Kathleen was just concluding a portrait workshop with her students, each of whom was engrossed in the study of a female head in closeup. The assignment was to translate a black and white photograph into an acrylic painting, using a palette selected by the instructor. All of the students were doing a pretty decent job of it, as far as I could tell. We also had a chat with the housekeeper Ginger, a Canadian who has lived in P.V. for 15 years. Above is the dusty country road that leads to the casa, as you can see, it does not get much action.

We had a good look around the studio and living area but could not see the artist casitas because both of them were full. Rather than bother with a cab on the way back, we strolled down the hill to the dusty road to wait for the one bus that rolls through these parts.
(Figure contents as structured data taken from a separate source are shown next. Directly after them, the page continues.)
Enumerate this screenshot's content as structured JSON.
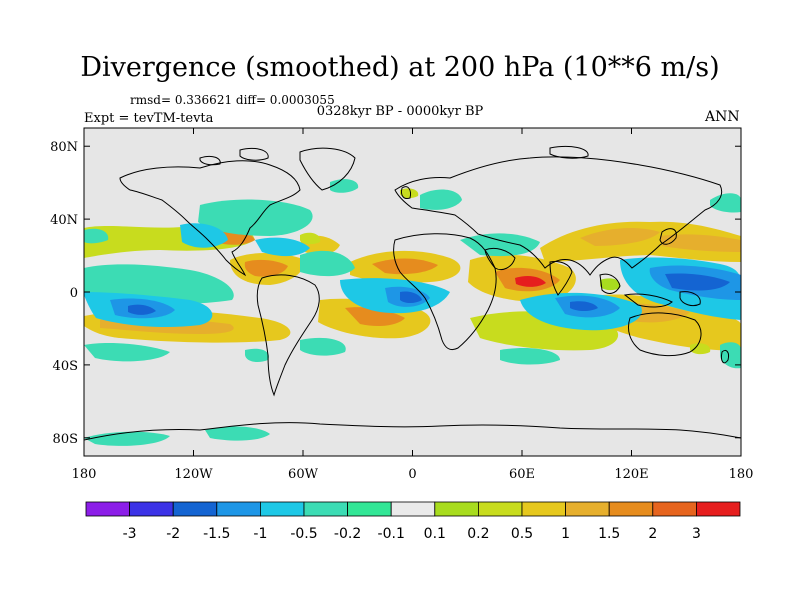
{
  "title": "Divergence (smoothed) at 200 hPa (10**6 m/s)",
  "stats": "rmsd= 0.336621 diff= 0.0003055",
  "experiment": "Expt = tevTM-tevta",
  "period": "0328kyr BP - 0000kyr BP",
  "season": "ANN",
  "y_ticks": [
    "80N",
    "40N",
    "0",
    "40S",
    "80S"
  ],
  "x_ticks": [
    "180",
    "120W",
    "60W",
    "0",
    "60E",
    "120E",
    "180"
  ],
  "colorbar": {
    "labels": [
      "-3",
      "-2",
      "-1.5",
      "-1",
      "-0.5",
      "-0.2",
      "-0.1",
      "0.1",
      "0.2",
      "0.5",
      "1",
      "1.5",
      "2",
      "3"
    ],
    "colors": [
      "#8c1ee8",
      "#3c32e6",
      "#1464d2",
      "#1e96e6",
      "#1ec8e6",
      "#3cdcb4",
      "#32e696",
      "#eaeaea",
      "#a8dc1e",
      "#c8dc1e",
      "#e6c81e",
      "#e6af2d",
      "#e68c1e",
      "#e6641e",
      "#e61e1e"
    ]
  },
  "colors": {
    "background": "#e6e6e6",
    "coast": "#000000"
  }
}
This is really the back of beyond, one store, one cafe with nice cold beer, four half dressed old men, and many hungry street dogs, a world away from tourism central on the beach. The bus ride back was interesting, full of school kids and one lost Gringo who had caught the wrong bus on his way to the Marina. All the school kids were fascinated by Ty, staring at him and giggling behind their hands.

Later that evening, we made our way back down the 1001 cement steps from our apartment to the dark hillside road to Basilio Badillo and the South Side Shuffle, PV’s biweekly art, music, and shopping extravaganza. Since neither of us see all that well in the dark anymore, we both brought our headlamps to shine a thin bead of light on the pavement. Between 6 and 10 pm, most of the galleries and shops are open late in this area, serving wine and cookies to the culterati throngs, who mix, mingle, and sometimes dance up a storm to the retro beats of the 60s and 70s. (In the afternoon I had a moment with her majesty below, whose skeletal well-dressed beauty reminded me of the more serious memento mori art works one can see all over Italy. Here death smiles rather than frowns.)
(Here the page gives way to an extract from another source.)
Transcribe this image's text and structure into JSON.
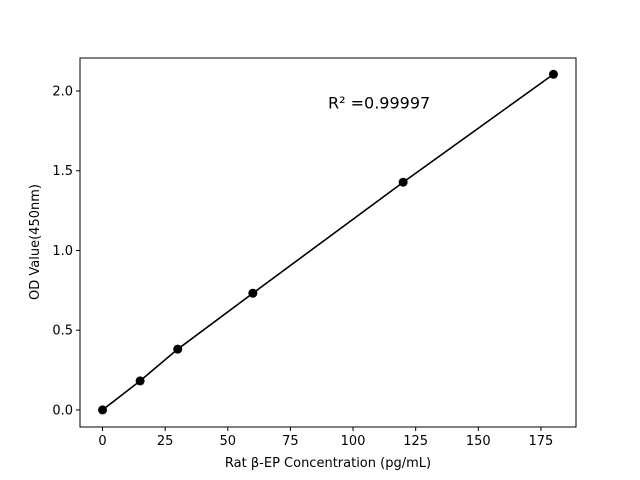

There are several interesting galleries on Basilio Badillo, some small one person operations like Color Pod, a studio specialising in coconut pods collected locally and vibrantly painted by Kathryn Graves, and others enormous emporia, such as Galeria Dante, Vallarta’s largest and most eclectic art space. Kathryn’s color pods are great and I really enjoyed chatting with her for a bit about her work and how she came to be in PV after having retired from the banking business in San Francisco. That’s her in the picture below in orange and green.

Although Gallery Dante is stuffed to the rafters with paintings, most some variety of surrealism, I most appreciate the sculpture in their wonderful outdoor courtyard. At the Ambos Galeria next door I also enjoyed the abstract canvases by Hector Jiminez. After a few hours of hard core art viewing, we had to rest the weary eyes and slake the dry palate with two enormous, and strong, margaritas at the Margaritaville Cafe.